They got mostly the money SPCX paid them. It was a large payment but not out of the ordinary. And all that they risked was their existence.

"Honest"
I think the rules are there are hard limits unless a multi-trillion dollar company IPOs with a significant absolute float, in which case tracking the "market" obviously includes said company.
Yeah, this is correct. There are so many large multi-trillion dollar companies coming to IPO, which if your are passive index holder and you are trying to track the market it is correct for these companies to be included. And besides SPY has chosen not to fast track where QQQ has. It is a free market, and folks are free to NOT buy QQQ. So I'm not sure why this is a point of debate.
"People" in this instance aren't always informed buyers. Sometimes they're buying an index fund because they don't have the time to research individual stocks and sometimes it's their pension investing.

The normal seasoning period is there for a reason. There is a massive downside to premature inclusion of a stock that is initially overvalued and then settles to a reasonable/sustainable value.

> Sometimes they're buying an index fund because they don't have the time to research individual stocks and sometimes it's their pension investing

Then they should buy a broad-market fund. The kinds in which new issues are a tiny fraction or, if it’s following something like the S&P 500, not included at all. Following the Nasdaq 100 and then complaining it has too many risky tech plays is a bit silly.
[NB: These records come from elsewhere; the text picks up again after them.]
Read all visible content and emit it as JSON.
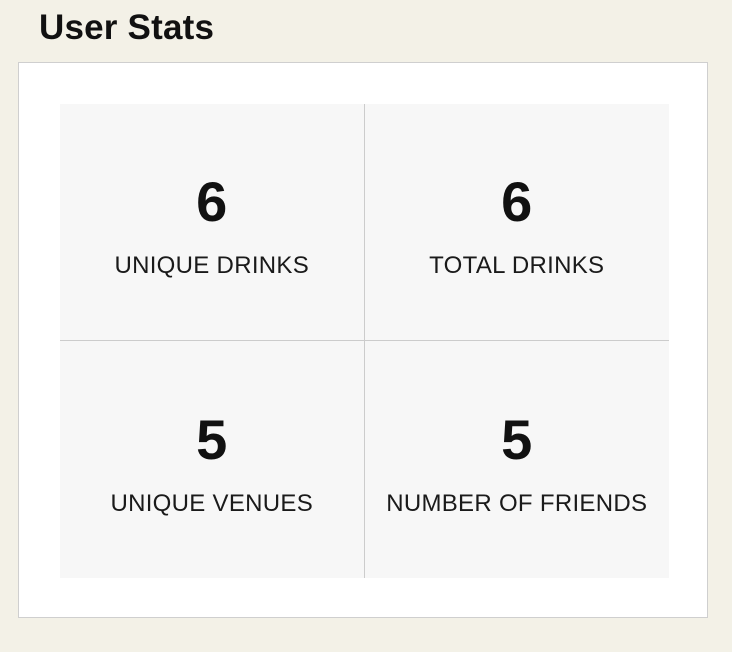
{
  "header": {
    "title": "User Stats"
  },
  "stats": [
    {
      "value": "6",
      "label": "UNIQUE DRINKS"
    },
    {
      "value": "6",
      "label": "TOTAL DRINKS"
    },
    {
      "value": "5",
      "label": "UNIQUE VENUES"
    },
    {
      "value": "5",
      "label": "NUMBER OF FRIENDS"
    }
  ],
  "colors": {
    "page_background": "#f3f1e7",
    "card_background": "#ffffff",
    "tile_background": "#f7f7f7",
    "divider": "#cccccc",
    "text": "#111111"
  }
}
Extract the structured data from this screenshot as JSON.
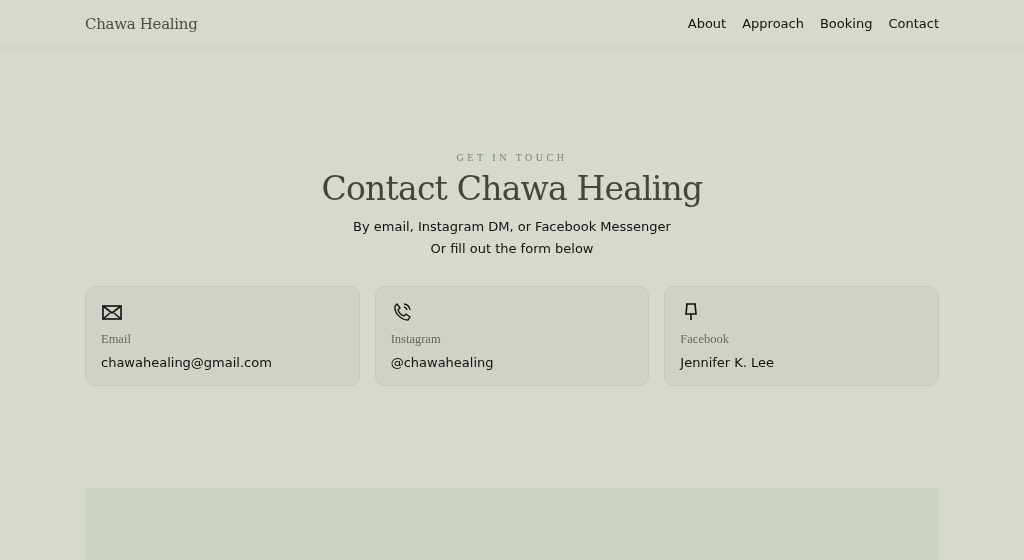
{
  "header": {
    "logo": "Chawa Healing",
    "nav": [
      {
        "label": "About"
      },
      {
        "label": "Approach"
      },
      {
        "label": "Booking"
      },
      {
        "label": "Contact"
      }
    ]
  },
  "hero": {
    "eyebrow": "GET IN TOUCH",
    "title": "Contact Chawa Healing",
    "lines": [
      "By email, Instagram DM, or Facebook Messenger",
      "Or fill out the form below"
    ]
  },
  "cards": [
    {
      "kind": "envelope",
      "label": "Email",
      "value": "chawahealing@gmail.com"
    },
    {
      "kind": "phone",
      "label": "Instagram",
      "value": "@chawahealing"
    },
    {
      "kind": "pin",
      "label": "Facebook",
      "value": "Jennifer K. Lee"
    }
  ]
}
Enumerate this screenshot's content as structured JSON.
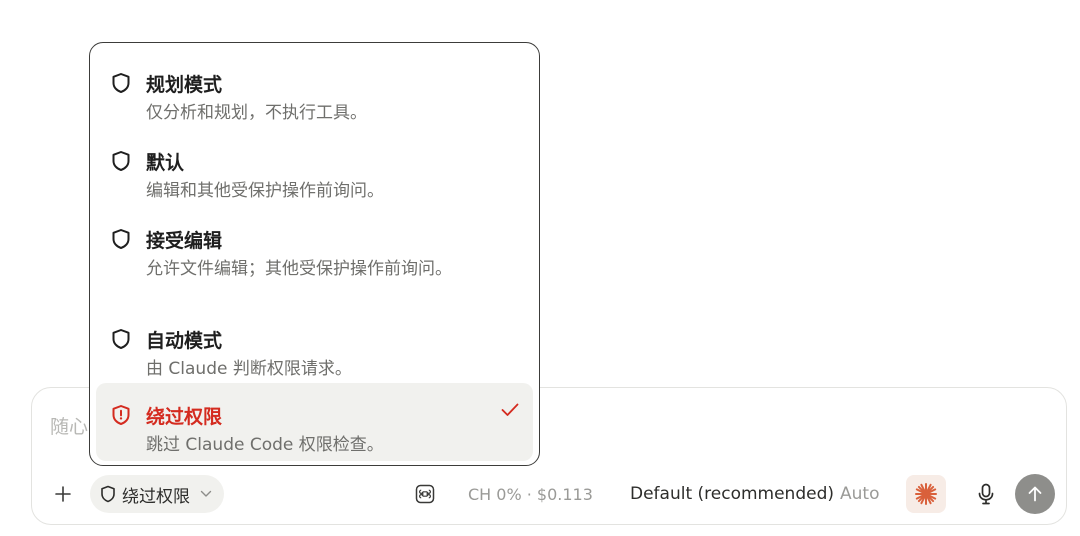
{
  "composer": {
    "placeholder": "随心",
    "mode_chip_label": "绕过权限",
    "usage_text": "CH 0% · $0.113",
    "model_label": "Default (recommended)",
    "model_effort": "Auto"
  },
  "menu": {
    "items": [
      {
        "title": "规划模式",
        "description": "仅分析和规划，不执行工具。"
      },
      {
        "title": "默认",
        "description": "编辑和其他受保护操作前询问。"
      },
      {
        "title": "接受编辑",
        "description": "允许文件编辑；其他受保护操作前询问。"
      },
      {
        "title": "自动模式",
        "description": "由 Claude 判断权限请求。"
      },
      {
        "title": "绕过权限",
        "description": "跳过 Claude Code 权限检查。",
        "selected": true
      }
    ]
  },
  "colors": {
    "danger": "#d42b1f",
    "accent_spark": "#d9603b",
    "send_button": "#8e8e8b"
  },
  "icons": [
    "shield-icon",
    "shield-alert-icon",
    "check-icon",
    "plus-icon",
    "chevron-down-icon",
    "command-key-icon",
    "spark-icon",
    "microphone-icon",
    "arrow-up-icon"
  ]
}
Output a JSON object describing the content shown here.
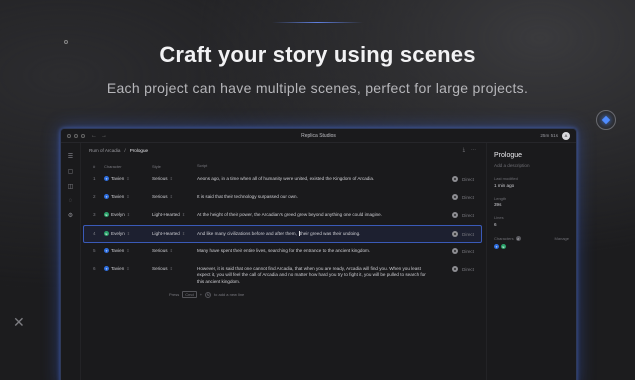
{
  "hero": {
    "headline": "Craft your story using scenes",
    "subline": "Each project can have multiple scenes, perfect for large projects."
  },
  "window": {
    "title": "Replica Studios",
    "usage": "25m 51s",
    "avatar_initial": "A",
    "nav_back": "←",
    "nav_forward": "→"
  },
  "breadcrumb": {
    "project": "Rum of Arcadia",
    "separator": "/",
    "current": "Prologue"
  },
  "table": {
    "headers": {
      "num": "#",
      "character": "Character",
      "style": "Style",
      "script": "Script"
    },
    "rows": [
      {
        "num": "1",
        "avatar": "T",
        "character": "Tavien",
        "style": "Serious",
        "text": "Aeons ago, in a time when all of humanity were united, existed the Kingdom of Arcadia.",
        "action": "Direct"
      },
      {
        "num": "2",
        "avatar": "T",
        "character": "Tavien",
        "style": "Serious",
        "text": "It is said that their technology surpassed our own.",
        "action": "Direct"
      },
      {
        "num": "3",
        "avatar": "E",
        "character": "Evelyn",
        "style": "Light-Hearted",
        "text": "At the height of their power, the Arcadian's greed grew beyond anything one could imagine.",
        "action": "Direct"
      },
      {
        "num": "4",
        "avatar": "E",
        "character": "Evelyn",
        "style": "Light-Hearted",
        "text_before": "And like many civilizations before and after them,",
        "text_after": "their greed was their undoing.",
        "action": "Direct"
      },
      {
        "num": "5",
        "avatar": "T",
        "character": "Tavien",
        "style": "Serious",
        "text": "Many have spent their entire lives, searching for the entrance to the ancient kingdom.",
        "action": "Direct"
      },
      {
        "num": "6",
        "avatar": "T",
        "character": "Tavien",
        "style": "Serious",
        "text": "However, it is said that one cannot find Arcadia, that when you are ready, Arcadia will find you. When you least expect it, you will feel the call of Arcadia and no matter how hard you try to fight it, you will be pulled to search for this ancient kingdom.",
        "action": "Direct"
      }
    ],
    "hint": {
      "press": "Press",
      "key1": "Cmd",
      "plus": "+",
      "key2": "N",
      "rest": "to add a new line"
    }
  },
  "inspector": {
    "title": "Prologue",
    "description_placeholder": "Add a description",
    "last_modified_label": "Last modified",
    "last_modified_value": "1 min ago",
    "length_label": "Length",
    "length_value": "39s",
    "lines_label": "Lines",
    "lines_value": "6",
    "characters_label": "Characters",
    "characters_count": "2",
    "manage_label": "Manage",
    "character_avatars": [
      "T",
      "E"
    ]
  },
  "colors": {
    "accent": "#4f8cff",
    "avatar_t": "#2f6fe0",
    "avatar_e": "#2aa36b",
    "selection_border": "#3a5ab8"
  }
}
My (non-motivated, don't have NASDAQ or SpaceX) take is that isn't this how these funds are supposed to behave? You buy NASDAQ if you can take risk, S&P otherwise. If you check out what companies are in the NASDAQ, it's not like it's not majority tech, of which a lot of them are AI-based, so adding SpaceX to that mix is reasonable - and if they waited a year or so for price discovery, and had SpaceX been a popular choice (still can turn out like that), then investors would've missed out on those gains.
Yes, and there are tiers of risk. What people are complaining about is that with the recent behavior, NASDAQ has arguably increased the level of risk involved. If it's as simple as "buy NASDAQ if you can take risk" then that would imply it should pull in meme stocks when the WSB crowd are doing their diamond hand thing.
Well this is not how Nastaq's index worked until Elon twisted their arm. I would assume Nastaq had good reasons for the old rules.
Which multi trillion dollar company are we talking about here?
Turns out all the rules of our society are "hard limits unless someone with a lot of money disagrees at which point they become negotiable".
lol just be glad it's something civil money, historically it was much worse.
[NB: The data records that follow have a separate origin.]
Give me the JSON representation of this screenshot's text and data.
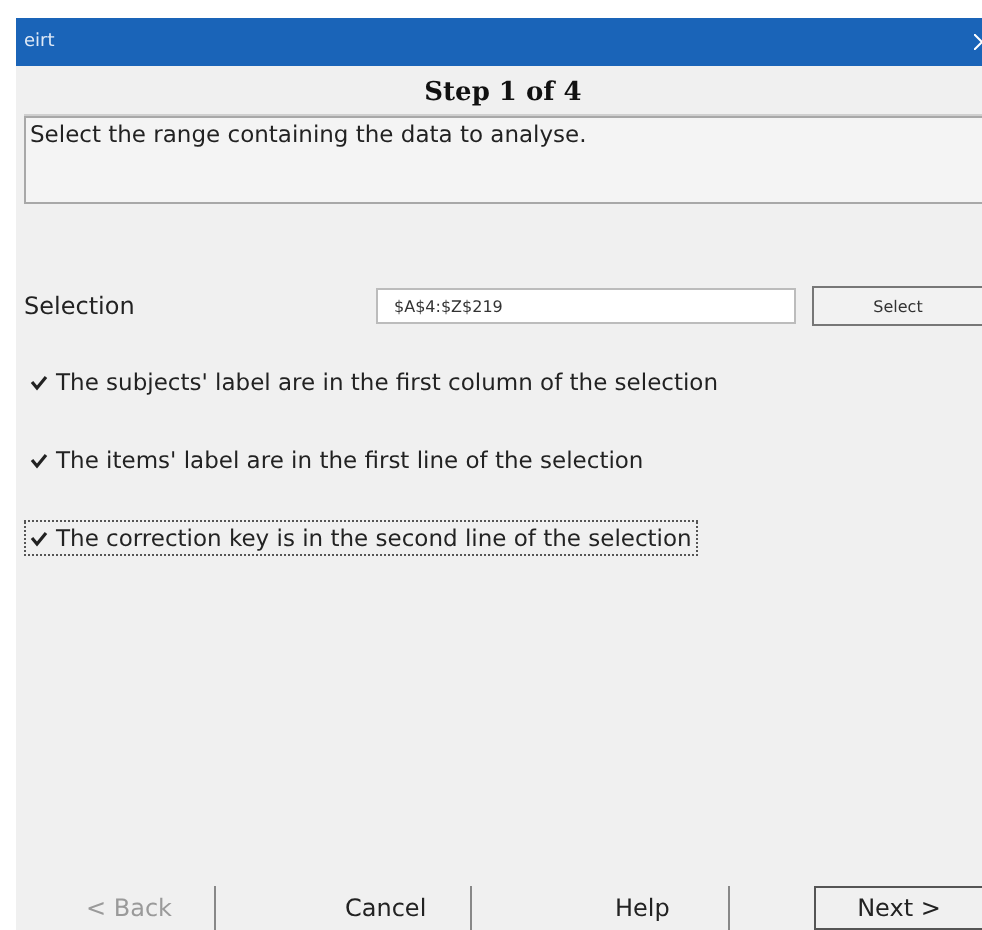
{
  "window": {
    "title": "eirt"
  },
  "step_title": "Step 1 of 4",
  "instructions": "Select the range containing the data to analyse.",
  "selection": {
    "label": "Selection",
    "value": "$A$4:$Z$219",
    "button": "Select"
  },
  "options": [
    {
      "label": "The subjects' label are in the first column of the selection",
      "checked": true,
      "focused": false
    },
    {
      "label": "The items' label are in the first line of the selection",
      "checked": true,
      "focused": false
    },
    {
      "label": "The correction key is in the second line of the selection",
      "checked": true,
      "focused": true
    }
  ],
  "buttons": [
    {
      "label": "< Back",
      "disabled": true,
      "default": false
    },
    {
      "label": "Cancel",
      "disabled": false,
      "default": false
    },
    {
      "label": "Help",
      "disabled": false,
      "default": false
    },
    {
      "label": "Next >",
      "disabled": false,
      "default": true
    }
  ]
}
Also, what's up with this influx of very sheltered reddit-like comments? It's not even September yet.

my account is 11 months old, which invalidates your theory that i'm part of some recent influx. also is septemberism still a thing? i thought that went away when most people had home internet rather than getting it through a university.
Um, 11 months old is pretty recent..
complaining about reddit is the most redditor thing you can do on HN, congratulations.
And yet people continually muse about why "capitalism" is starting to fall out of favor in America. This right here is exactly why.
> the inclusion rules are basically "these are the hard limits

The inclusion rules for indices change every couple of years. That’s why there is an index provider versus a mathematical formula. (There are also formulaic indices. They aren’t very popular.)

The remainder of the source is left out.